Stare ferma. Peraltro non è che stia proprio ferma: nella sola Lombardia sembra che le richieste di deroga al decreto di lockdown presentate alle varie prefetture siano di più di 10.000 aziende (ovviamente oltre quelle che sono comunque aperte perché la loro produzione rientra nei codici Ateco consentiti dal DPCM del 22 marzo). Cifre analoghe arrivano  dalle prefetture delle altre regioni del Nord. E, molte delle richieste aziendali sono state inoltrate anche contro il parere delle rappresentanze sindacali che denunciano il persistente non rispetto delle regole di sicurezza previste. Gli uffici delle prefetture, oramai ridotti dai tagli al personale a pure rappresentanze istituzionali, nella maggior parte dei casi non hanno nessuna possibilità di fare alcun controllo sulla fondatezza e sulla legittimità delle deroghe. E, in base al DPCM, le aziende possono comunque operare in attesa della formale autorizzazione.

Eppure, le organizzazioni confindustriali di queste quattro regioni non sono ancora soddisfatte.

La “roadmap” che propongono al governo a nome del “45% di PIL” rappresentato da quelle regioni, naturalmente parte da una richiesta di “finanziamenti a fondo perduto”, che andranno a sommarsi con la valanga di soldi che nel corso dei decenni lo stato ha versato (con i risultati che sappiamo) nelle tasche (senza fondo) degli imprenditori. Poi garantiscono che i propri dipendenti saranno dotati di dispositivi di protezione, seppure “in deroga alle normative” (visto che quelli a norma non si trovano), che li distanzieranno adeguatamente, “riducendo al minimo i contatti tra le persone”, che, per far questo, collaboreranno con “le autorità preposte e con i sindacati, prevenendo ogni “situazione di contrasto”.

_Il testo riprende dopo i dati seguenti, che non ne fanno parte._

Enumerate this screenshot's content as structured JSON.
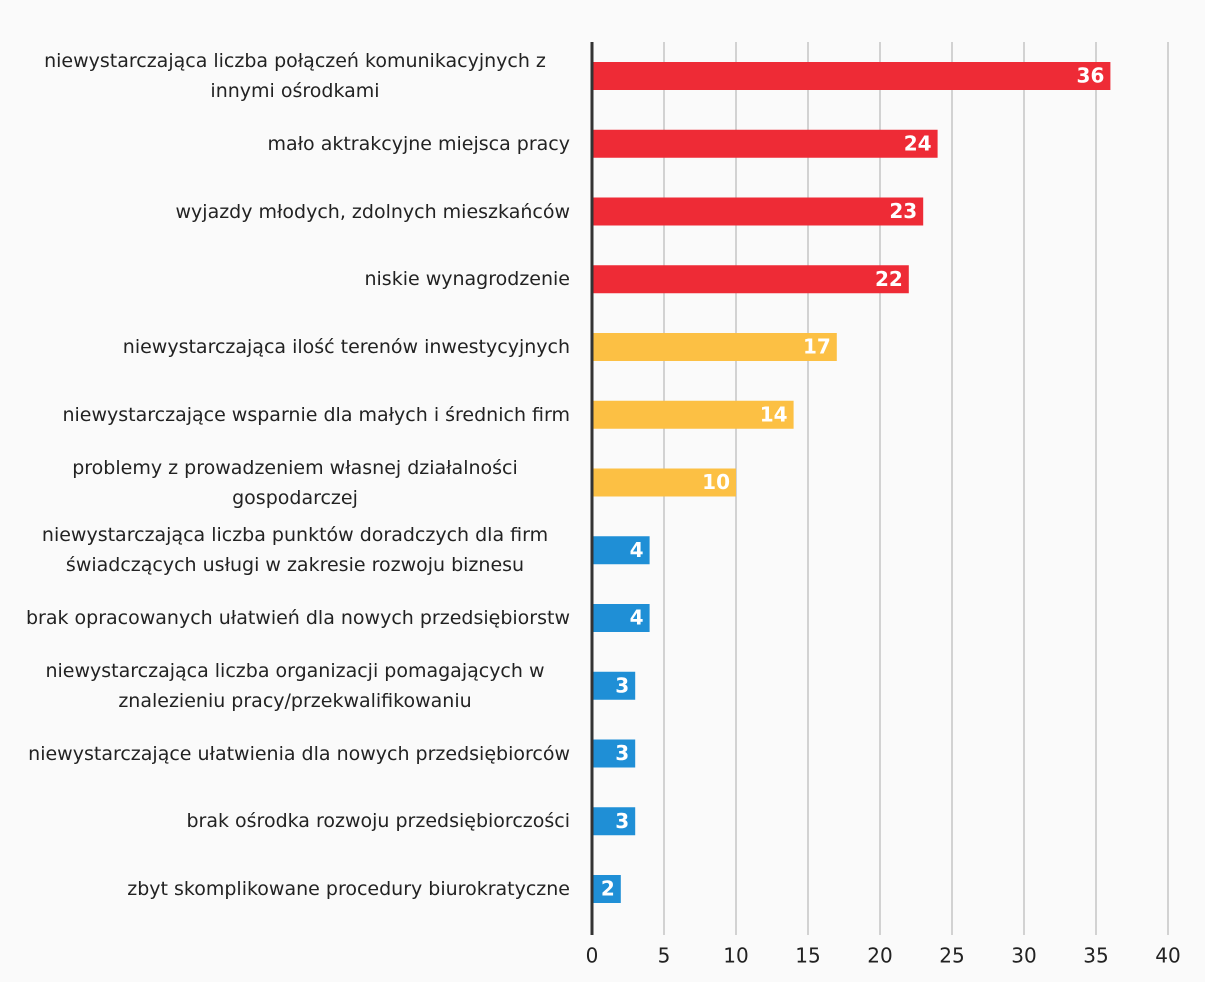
{
  "chart_data": {
    "type": "hbar",
    "categories": [
      "niewystarczająca liczba połączeń komunikacyjnych z innymi ośrodkami",
      "mało aktrakcyjne miejsca pracy",
      "wyjazdy młodych, zdolnych mieszkańców",
      "niskie wynagrodzenie",
      "niewystarczająca ilość terenów inwestycyjnych",
      "niewystarczające wsparnie dla małych i średnich firm",
      "problemy z prowadzeniem własnej działalności gospodarczej",
      "niewystarczająca liczba punktów doradczych dla firm świadczących usługi w zakresie rozwoju biznesu",
      "brak opracowanych ułatwień dla nowych przedsiębiorstw",
      "niewystarczająca liczba organizacji pomagających w znalezieniu pracy/przekwalifikowaniu",
      "niewystarczające ułatwienia dla nowych przedsiębiorców",
      "brak ośrodka rozwoju przedsiębiorczości",
      "zbyt skomplikowane procedury biurokratyczne"
    ],
    "values": [
      36,
      24,
      23,
      22,
      17,
      14,
      10,
      4,
      4,
      3,
      3,
      3,
      2
    ],
    "colors": [
      "#ee2b36",
      "#ee2b36",
      "#ee2b36",
      "#ee2b36",
      "#fcc044",
      "#fcc044",
      "#fcc044",
      "#1f8fd6",
      "#1f8fd6",
      "#1f8fd6",
      "#1f8fd6",
      "#1f8fd6",
      "#1f8fd6"
    ],
    "xlim": [
      0,
      40
    ],
    "xticks": [
      0,
      5,
      10,
      15,
      20,
      25,
      30,
      35,
      40
    ],
    "grid": true
  }
}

Essendo evidentemente consapevoli di non essere al di sopra di ogni sospetto, assicurano che la loro preoccupazione prioritaria è il “bene primario della salute”, ma ammettono che ciò che li affligge veramente è il fatto “di non produrre, di perdere clienti e relazioni internazionali, di non fatturare”.

Poi minacciano: “molte imprese finiranno per non essere in grado di pagare gli stipendi del prossimo mese”.

Non possono stare fermi. Dicono che lo fanno per il paese, in realtà lo fanno perché hanno una fame inesauribile di profitti.